Human Rights Watch said the proposal for mere discussions in the CCW is at best a go-slow approach to a looming humanitarian disaster, and at worst a deliberate formula for another failure of the CCW to deal with the threat posed by cluster munitions.
“It’s not surprising that the biggest users of cluster munitions are reluctant to embrace a process aimed at banning such weapons,” said Goose. “The Norwegian initiative is the only credible process for alleviating the suffering caused by cluster munitions, and countries serious about protecting civilians will join it right away.”
The tentative list of participants to the conference includes: Afghanistan, Angola, Argentina, Austria, Belgium, Bosnia and Herzegovina, Canada, Chile, Costa Rica, Croatia, Czech Republic, Denmark, Egypt, Finland, France, Germany, Guatemala, Holy See, Hungary, Indonesia, Ireland, Italy, Japan, Jordan, Latvia, Lebanon, Liechtenstein, Lithuania, Luxembourg, Malta, Mexico, Netherlands, New Zealand, Norway, Peru, Poland, Portugal, Romania, Serbia, Slovakia, Slovenia, South Africa, Spain, Sweden, Switzerland, and the United Kingdom.
This list notably includes several states that are not party to the CCW, such as Afghanistan, Angola, Indonesia, Lebanon and Mozambique, as well as a significant number of countries that produce or stockpile cluster munitions.
Some of the governments expected to attend the conference have not yet expressed their support for a new treaty on cluster munitions, including Egypt, Finland, France, Japan, Netherlands, Poland, Romania, South Africa, Spain, and the United Kingdom.
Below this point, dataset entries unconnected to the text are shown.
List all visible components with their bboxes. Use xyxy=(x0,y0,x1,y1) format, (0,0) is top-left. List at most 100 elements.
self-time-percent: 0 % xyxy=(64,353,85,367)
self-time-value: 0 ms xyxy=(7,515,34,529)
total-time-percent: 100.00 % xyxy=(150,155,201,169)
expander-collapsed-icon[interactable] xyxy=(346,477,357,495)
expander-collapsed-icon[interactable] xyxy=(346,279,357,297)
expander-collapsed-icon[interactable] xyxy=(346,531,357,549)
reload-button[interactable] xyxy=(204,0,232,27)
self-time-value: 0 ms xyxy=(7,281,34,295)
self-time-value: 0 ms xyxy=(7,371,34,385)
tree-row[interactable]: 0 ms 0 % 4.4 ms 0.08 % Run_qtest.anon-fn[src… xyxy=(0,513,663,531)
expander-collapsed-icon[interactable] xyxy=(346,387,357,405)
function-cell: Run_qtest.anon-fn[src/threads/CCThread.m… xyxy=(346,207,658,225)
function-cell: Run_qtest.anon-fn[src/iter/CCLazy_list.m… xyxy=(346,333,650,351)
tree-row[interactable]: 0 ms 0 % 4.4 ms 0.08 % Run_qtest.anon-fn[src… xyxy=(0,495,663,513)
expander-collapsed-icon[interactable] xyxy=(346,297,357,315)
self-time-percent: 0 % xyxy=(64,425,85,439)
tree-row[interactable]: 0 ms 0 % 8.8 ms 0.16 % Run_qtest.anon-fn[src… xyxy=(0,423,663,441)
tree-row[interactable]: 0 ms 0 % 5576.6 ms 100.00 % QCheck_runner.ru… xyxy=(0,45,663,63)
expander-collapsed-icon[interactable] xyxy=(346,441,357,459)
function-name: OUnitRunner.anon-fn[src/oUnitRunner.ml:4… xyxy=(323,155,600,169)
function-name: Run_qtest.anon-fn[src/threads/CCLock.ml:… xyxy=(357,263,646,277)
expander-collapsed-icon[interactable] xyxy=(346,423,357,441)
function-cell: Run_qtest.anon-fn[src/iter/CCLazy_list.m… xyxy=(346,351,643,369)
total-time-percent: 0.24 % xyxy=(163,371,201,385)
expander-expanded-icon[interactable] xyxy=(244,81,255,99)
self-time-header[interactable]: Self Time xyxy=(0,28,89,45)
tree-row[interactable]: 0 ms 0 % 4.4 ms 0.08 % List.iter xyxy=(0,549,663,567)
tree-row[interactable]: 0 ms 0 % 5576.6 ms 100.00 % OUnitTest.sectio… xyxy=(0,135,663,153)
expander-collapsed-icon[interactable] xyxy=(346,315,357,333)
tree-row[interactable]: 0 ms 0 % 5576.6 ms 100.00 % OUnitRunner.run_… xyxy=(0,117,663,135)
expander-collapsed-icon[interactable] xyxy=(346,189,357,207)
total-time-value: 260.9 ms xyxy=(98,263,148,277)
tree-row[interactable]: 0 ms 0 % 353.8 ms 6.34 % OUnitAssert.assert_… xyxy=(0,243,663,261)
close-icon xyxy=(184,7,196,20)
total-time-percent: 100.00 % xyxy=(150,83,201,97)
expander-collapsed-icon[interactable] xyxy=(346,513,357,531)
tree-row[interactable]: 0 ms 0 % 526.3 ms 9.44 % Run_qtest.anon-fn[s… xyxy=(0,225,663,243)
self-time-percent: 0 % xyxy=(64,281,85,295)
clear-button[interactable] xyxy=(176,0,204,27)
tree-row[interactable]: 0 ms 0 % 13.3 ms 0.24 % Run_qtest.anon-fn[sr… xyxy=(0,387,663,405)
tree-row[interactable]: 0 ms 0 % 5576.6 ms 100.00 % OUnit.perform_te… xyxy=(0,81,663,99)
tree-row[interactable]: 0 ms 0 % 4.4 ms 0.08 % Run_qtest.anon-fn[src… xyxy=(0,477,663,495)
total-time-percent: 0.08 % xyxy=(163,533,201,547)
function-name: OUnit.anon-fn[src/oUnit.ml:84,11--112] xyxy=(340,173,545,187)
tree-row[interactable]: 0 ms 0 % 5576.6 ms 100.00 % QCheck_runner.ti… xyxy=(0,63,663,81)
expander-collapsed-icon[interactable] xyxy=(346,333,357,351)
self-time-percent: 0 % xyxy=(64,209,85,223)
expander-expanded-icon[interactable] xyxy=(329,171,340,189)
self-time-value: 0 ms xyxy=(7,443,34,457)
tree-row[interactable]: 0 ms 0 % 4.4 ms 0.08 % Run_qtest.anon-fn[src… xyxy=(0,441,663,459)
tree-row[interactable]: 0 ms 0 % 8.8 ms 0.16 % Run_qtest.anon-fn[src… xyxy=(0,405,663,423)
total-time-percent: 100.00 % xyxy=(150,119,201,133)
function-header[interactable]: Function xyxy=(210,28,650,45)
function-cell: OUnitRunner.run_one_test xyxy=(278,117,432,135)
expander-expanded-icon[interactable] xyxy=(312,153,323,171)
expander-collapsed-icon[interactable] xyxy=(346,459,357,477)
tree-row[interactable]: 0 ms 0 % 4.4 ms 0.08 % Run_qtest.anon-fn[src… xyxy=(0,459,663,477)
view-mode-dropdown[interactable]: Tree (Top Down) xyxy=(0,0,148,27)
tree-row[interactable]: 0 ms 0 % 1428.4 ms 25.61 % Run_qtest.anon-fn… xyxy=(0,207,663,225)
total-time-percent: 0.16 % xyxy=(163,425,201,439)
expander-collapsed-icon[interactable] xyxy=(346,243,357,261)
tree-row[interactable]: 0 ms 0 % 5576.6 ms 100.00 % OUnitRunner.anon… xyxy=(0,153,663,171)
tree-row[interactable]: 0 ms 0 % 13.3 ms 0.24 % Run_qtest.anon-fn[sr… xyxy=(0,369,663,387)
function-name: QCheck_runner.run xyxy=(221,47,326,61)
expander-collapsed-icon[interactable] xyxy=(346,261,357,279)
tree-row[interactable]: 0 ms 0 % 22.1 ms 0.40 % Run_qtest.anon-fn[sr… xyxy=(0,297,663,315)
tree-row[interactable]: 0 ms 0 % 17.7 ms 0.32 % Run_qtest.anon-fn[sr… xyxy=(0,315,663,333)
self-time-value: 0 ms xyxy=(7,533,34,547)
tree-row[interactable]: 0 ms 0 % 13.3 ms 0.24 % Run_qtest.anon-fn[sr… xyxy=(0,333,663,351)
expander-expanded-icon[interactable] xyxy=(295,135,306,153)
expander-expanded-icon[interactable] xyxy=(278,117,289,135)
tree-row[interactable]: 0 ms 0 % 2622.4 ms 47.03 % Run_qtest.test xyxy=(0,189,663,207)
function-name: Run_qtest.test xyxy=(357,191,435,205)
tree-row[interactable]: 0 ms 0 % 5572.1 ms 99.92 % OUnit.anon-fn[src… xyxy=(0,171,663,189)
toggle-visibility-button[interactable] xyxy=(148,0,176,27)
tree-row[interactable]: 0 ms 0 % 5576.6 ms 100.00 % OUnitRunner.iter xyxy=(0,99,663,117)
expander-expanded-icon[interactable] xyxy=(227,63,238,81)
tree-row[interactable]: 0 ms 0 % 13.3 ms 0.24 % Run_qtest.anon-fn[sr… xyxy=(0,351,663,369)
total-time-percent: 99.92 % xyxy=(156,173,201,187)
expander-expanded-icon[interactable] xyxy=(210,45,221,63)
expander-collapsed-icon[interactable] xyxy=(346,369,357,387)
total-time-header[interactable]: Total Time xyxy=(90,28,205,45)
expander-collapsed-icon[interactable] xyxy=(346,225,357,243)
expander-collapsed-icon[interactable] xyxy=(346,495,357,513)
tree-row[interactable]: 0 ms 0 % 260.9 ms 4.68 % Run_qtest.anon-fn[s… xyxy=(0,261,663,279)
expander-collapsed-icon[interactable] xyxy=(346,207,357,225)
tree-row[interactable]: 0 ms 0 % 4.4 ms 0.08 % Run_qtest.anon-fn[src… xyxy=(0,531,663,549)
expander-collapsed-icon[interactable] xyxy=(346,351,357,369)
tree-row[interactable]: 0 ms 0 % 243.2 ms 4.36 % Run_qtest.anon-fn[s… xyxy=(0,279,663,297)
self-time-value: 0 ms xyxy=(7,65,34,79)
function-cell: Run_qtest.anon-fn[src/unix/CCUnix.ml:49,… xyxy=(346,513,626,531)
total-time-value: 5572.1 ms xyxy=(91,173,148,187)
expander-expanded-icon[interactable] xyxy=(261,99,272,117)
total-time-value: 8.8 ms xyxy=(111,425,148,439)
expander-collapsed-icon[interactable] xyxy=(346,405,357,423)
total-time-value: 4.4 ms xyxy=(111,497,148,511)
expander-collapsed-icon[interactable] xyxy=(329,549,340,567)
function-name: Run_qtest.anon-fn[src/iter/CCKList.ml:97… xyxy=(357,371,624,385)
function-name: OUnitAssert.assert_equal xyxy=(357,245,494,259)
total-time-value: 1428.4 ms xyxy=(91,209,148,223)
Among those not expected to attend the Oslo meeting are Australia, China, India, Israel, Pakistan, Russia, and the United States.
Cluster munitions are stockpiled by at least 75 states and have been used in at least 23 countries. Existing cluster munitions worldwide contain billions of individual submunitions. Globally, 34 countries are known to have produced over 210 different types of air-dropped and surface-launched cluster munitions including projectiles, bombs, rockets, missiles, and dispensers. At least 13 countries have transferred more than 50 types of cluster munitions to at least 60 other countries.
With very few exceptions, existing cluster munitions are not sophisticated weapons, because neither the cluster munition nor its submunitions are guided, and very few have self-destruct or other devices to reduce the failure rate.